Implicazioni per la pratica

È noto che i pazienti che ricevono assistenza domiciliare hanno esiti di salute peggiori dopo l'arresto cardiaco rispetto agli individui residenti in comunità che non ricevono assistenza domiciliare. Una peggiore prognosi di sopravvivenza e un'elevata prevalenza di fragilità nei pazienti che ricevono assistenza domiciliare sottolinea l'importanza di discussioni pragmatiche e decisioni condivise.

Mentre i tassi di sopravvivenza erano significativamente più alti per gli arresti in ospedale, la preconoscenza del contesto dell'arresto non è disponibile durante la pianificazione anticipata delle cure nel contesto delle cure primarie dove queste discussioni sono più appropriate.

La maggior parte dei pazienti ha avuto un declino funzionale e cognitivo dopo la dimissione, sottolineando ulteriormente l'importanza di una pianificazione anticipata delle cure, poiché è probabile che la qualità della vita dei sopravvissuti all'arresto cardiaco sia influenzata negativamente.
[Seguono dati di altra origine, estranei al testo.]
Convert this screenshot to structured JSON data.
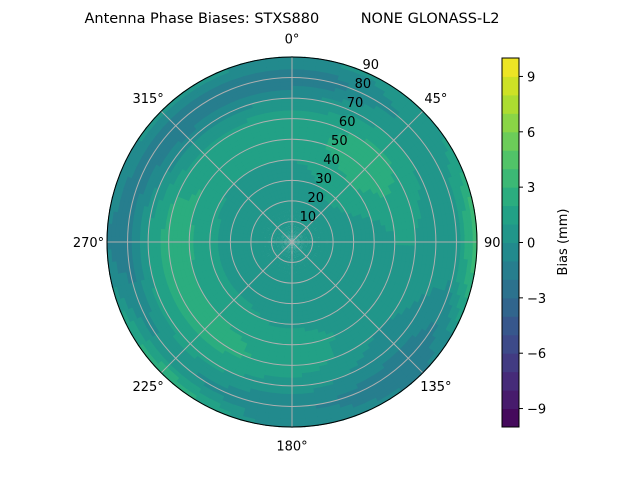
{
  "chart_data": {
    "type": "heatmap",
    "subtype": "polar-filled-contour",
    "title": "Antenna Phase Biases: STXS880         NONE GLONASS-L2",
    "angular_axis": {
      "direction": "clockwise",
      "zero_location": "top",
      "tick_labels": [
        "0°",
        "45°",
        "90°",
        "135°",
        "180°",
        "225°",
        "270°",
        "315°"
      ]
    },
    "radial_axis": {
      "range": [
        0,
        90
      ],
      "tick_labels": [
        "10",
        "20",
        "30",
        "40",
        "50",
        "60",
        "70",
        "80",
        "90"
      ]
    },
    "grid": true,
    "azimuths_deg": [
      0,
      45,
      90,
      135,
      180,
      225,
      270,
      315
    ],
    "radii": [
      0,
      10,
      20,
      30,
      40,
      50,
      60,
      70,
      80,
      90
    ],
    "values_mm": [
      [
        0.5,
        0.5,
        0.5,
        0.5,
        0.5,
        0.5,
        0.5,
        0.5
      ],
      [
        0.5,
        0.5,
        0.5,
        0.5,
        0.5,
        0.5,
        0.5,
        0.5
      ],
      [
        0.5,
        0.7,
        0.5,
        0.5,
        0.5,
        0.5,
        0.5,
        0.5
      ],
      [
        0.6,
        1.2,
        0.5,
        0.5,
        0.6,
        0.7,
        0.7,
        0.7
      ],
      [
        1.0,
        2.0,
        0.6,
        0.5,
        0.8,
        1.2,
        1.2,
        1.0
      ],
      [
        1.6,
        2.6,
        1.0,
        0.5,
        1.6,
        2.0,
        2.1,
        2.0
      ],
      [
        1.6,
        2.2,
        1.0,
        0.0,
        1.6,
        2.5,
        2.5,
        1.5
      ],
      [
        0.0,
        1.0,
        0.5,
        -0.6,
        0.5,
        1.5,
        1.0,
        -0.6
      ],
      [
        -2.0,
        0.0,
        0.6,
        -1.6,
        -1.0,
        0.0,
        -1.5,
        -2.0
      ],
      [
        0.0,
        0.5,
        4.0,
        -1.0,
        -0.5,
        3.0,
        -1.0,
        0.5
      ]
    ],
    "colorbar": {
      "label": "Bias (mm)",
      "colormap": "viridis",
      "range": [
        -10,
        10
      ],
      "levels_step": 1,
      "tick_values": [
        -9,
        -6,
        -3,
        0,
        3,
        6,
        9
      ],
      "tick_labels": [
        "−9",
        "−6",
        "−3",
        "0",
        "3",
        "6",
        "9"
      ]
    }
  }
}
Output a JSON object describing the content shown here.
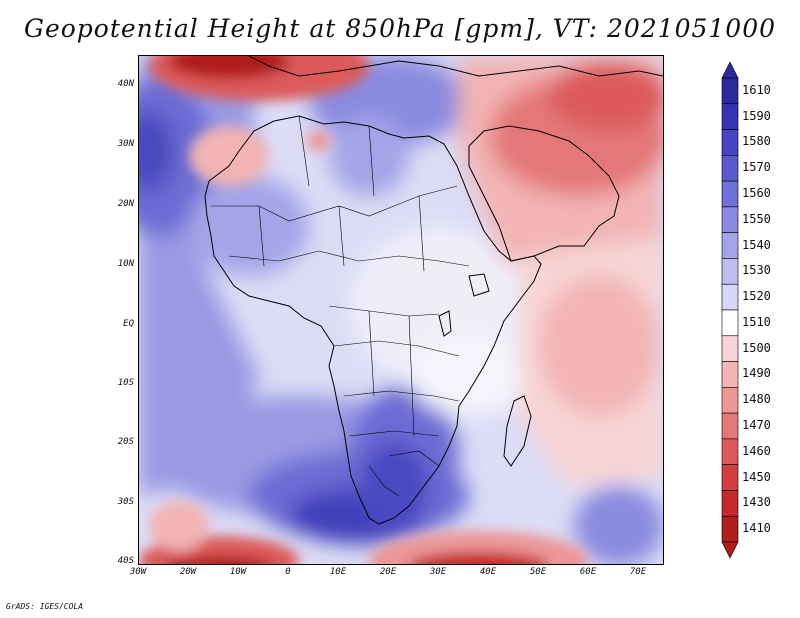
{
  "title": "Geopotential Height at 850hPa [gpm], VT: 2021051000",
  "credit": "GrADS: IGES/COLA",
  "map": {
    "lat_labels": [
      "40N",
      "30N",
      "20N",
      "10N",
      "EQ",
      "10S",
      "20S",
      "30S",
      "40S"
    ],
    "lon_labels": [
      "30W",
      "20W",
      "10W",
      "0",
      "10E",
      "20E",
      "30E",
      "40E",
      "50E",
      "60E",
      "70E"
    ]
  },
  "colorbar": {
    "levels": [
      "1610",
      "1590",
      "1580",
      "1570",
      "1560",
      "1550",
      "1540",
      "1530",
      "1520",
      "1510",
      "1500",
      "1490",
      "1480",
      "1470",
      "1460",
      "1450",
      "1430",
      "1410"
    ],
    "colors": [
      "#2a2a9e",
      "#3535b4",
      "#4545c6",
      "#5a5ad0",
      "#7070d8",
      "#8a8ae0",
      "#a4a4e8",
      "#bebef0",
      "#d8d8f6",
      "#ffffff",
      "#f8d4d4",
      "#f2b4b4",
      "#ec9696",
      "#e47878",
      "#dc5a5a",
      "#d23e3e",
      "#c42a2a",
      "#b01e1e"
    ]
  }
}
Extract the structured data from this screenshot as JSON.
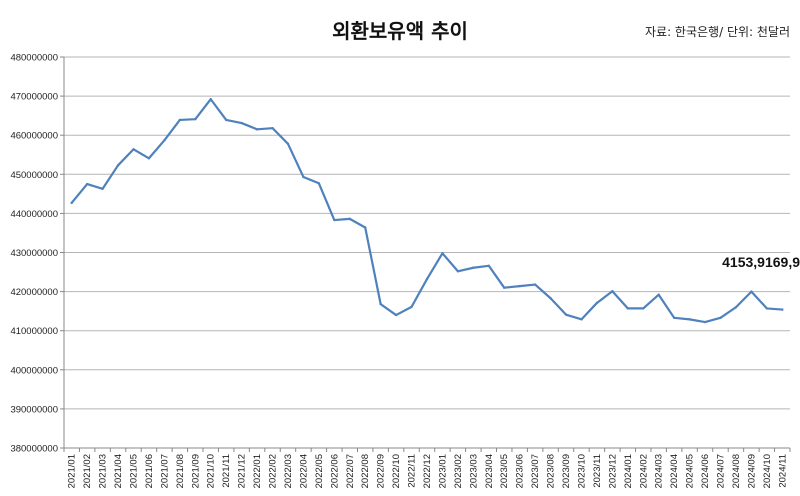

Questa scoperta mostra anche l'importanza di rivalutare lo stato funzionale e cognitivo, insieme ai loro obiettivi di cura al ritorno dall'ospedale post-arresto cardiaco.

Inoltre, gli operatori sanitari e i servizi di assistenza domiciliare dovrebbero prendere in considerazione la rivalutazione delle esigenze di supporto (ad es. supporto personale, ore di assistenza) e i rinvii (ad es. clinica della memoria, riabilitazione) dopo l'arresto cardiaco.

Entrambe le misure di fragilità sono state associate alla sopravvivenza post-arresto cardiaco per arresto cardiaco sia extraospedaliero che intraospedaliero, suggerendo che la valutazione della fragilità per la pianificazione anticipata delle cure è informativa e può supportare il processo decisionale condiviso specifico del paziente sulla fine delle direttive per la cura della vita.

I ricercatori hanno scoperto che la fragilità è associata al declino dell'indipendenza funzionale e delle prestazioni cognitive, due esiti segnalati come importanti da pazienti, geriatri e scienziati della rianimazione.

Le valutazioni dettagliate o gli elementi di valutazione dell'indice di fragilità (ad es. sintomatologia, alimentazione, umore, ecc.) sono più sensibili alla prognosi del declino della salute dopo l'arresto cardiaco (scheda supplementare). L'indice di fragilità non è stato associato a questi risultati nella coorte extraospedaliera, probabilmente a causa della mancanza di potere statistico.